Como se não bastassem os mandonismos pelos Executivos estaduais e municipais na educação formal, muitas vezes contrariando o princípio da autonomia dos Conselhos Escolares Brasil afora, o maior insulto que os Legislativos estão produzindo é impor o que professores devem fazer. Parece consenso a ideia (perigosa) de que o magistério não presta. Em momento algum tem sido discutido sobre que tipo de formação contínua é necessária, qual é o perfil do magistério nas cidades, estados e país, quais são as necessidades que acometem as escolas, sobre como promover ações que resultem em aprendizagem ou como elevar os índices e a qualidade em educação. Enquanto isso, os Legislativos criam cortinas de fumaça para colocar a educação institucionalizada numa camisa de força e desviar sua função: fiscalizar os Executivos e legislar. Bastaria que começassem a descer das nuvens. Será que é pedir demais?

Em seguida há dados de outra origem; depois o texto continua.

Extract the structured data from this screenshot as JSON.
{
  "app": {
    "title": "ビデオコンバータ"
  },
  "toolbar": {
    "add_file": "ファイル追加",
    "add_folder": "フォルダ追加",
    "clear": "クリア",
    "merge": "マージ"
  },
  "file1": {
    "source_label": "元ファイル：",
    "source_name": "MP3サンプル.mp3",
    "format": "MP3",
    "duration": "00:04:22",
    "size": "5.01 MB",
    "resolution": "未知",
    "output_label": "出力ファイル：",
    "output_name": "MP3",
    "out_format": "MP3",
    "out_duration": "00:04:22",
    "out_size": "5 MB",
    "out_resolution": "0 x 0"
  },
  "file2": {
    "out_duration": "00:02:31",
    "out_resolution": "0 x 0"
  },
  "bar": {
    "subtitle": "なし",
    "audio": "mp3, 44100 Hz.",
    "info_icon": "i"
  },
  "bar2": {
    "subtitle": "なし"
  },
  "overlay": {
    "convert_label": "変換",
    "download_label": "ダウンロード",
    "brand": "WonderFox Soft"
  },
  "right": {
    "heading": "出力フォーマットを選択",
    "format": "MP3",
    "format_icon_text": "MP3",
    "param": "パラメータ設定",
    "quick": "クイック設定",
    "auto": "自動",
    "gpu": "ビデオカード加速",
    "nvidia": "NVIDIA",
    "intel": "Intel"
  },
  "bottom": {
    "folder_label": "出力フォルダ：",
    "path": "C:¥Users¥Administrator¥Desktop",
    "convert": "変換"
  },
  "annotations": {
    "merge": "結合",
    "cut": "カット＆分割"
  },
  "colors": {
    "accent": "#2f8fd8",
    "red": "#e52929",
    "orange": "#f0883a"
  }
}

Em tempo (1): A Secretária de Educação, Clair Gabana, compareceu na Câmara de Vereadores no dia 19 de abril. Convocada pela vareadora Nadir Machado (PTB), respondeu sobre os desafios da educação institucionalizada na cidade. Em pelo menos dois pontos ela está correta. O primeiro deles é nas relações com a comunidade: em escolas onde as relações são de parceria, a roubalheira é menor. O outro ponto é mais espinhoso: afinal de contas, onde e no que as direções das 27 escolas estão aplicando os recursos que as escolas recebem? É verdade que pequenos reparos, como a substituição de vidros quebrados, cópias de chave, etc, poderão ser feitos com recursos dos quatro repasses trimestrais. Além disso, atualmente as escolas municipais recebem recursos do Programa Dinheiro Direto na Escola (PDDE). No entanto, é fato que as escolas pequenas são as mais prejudicadas com a insuficiência de recursos, já que as demandas essenciais são semelhantes em todas as escolas. É preciso (re)pensar em mecanismos que corrijam essa desigualdade. Além disso, que tal criar um portal de transparência, divulgando amplamente no que os recursos municipais estão sendo aplicados nas escolas, além de divulgar quais foram os valores devolvidos, ano a ano?  (http://oalvoradense.com.br/cidade/clair-gabana-faz-balanco-da-educacao-na-camara-de-vereadores)

Em tempo (2): Como é que pode uma escola fazer sua festa de aniversário em um sábado, e essa data não poder servir como “atividade integradora” para fins de recuperação de paralisação, mesmo que com aval do Conselho Escolar, órgão máximo da/na escola? Em assembleia no Sindicato dos Servidores (Sima) em 26 de abril, acompanhei breve relato de professoras da E.M.E.F. Cecília Meirelles. Avaliando pelo relato, parece que a palavra de ordem é retaliar: falou mal do governo municipal, exigiu que reivindicações sejam cumpridas ou expôs as mazelas da educação institucionalizada na imprensa? Vai enfrentar dificuldades. Se bobear, acaba “premiado” com um Processo Administrativo Disciplinar (PAD). Triste.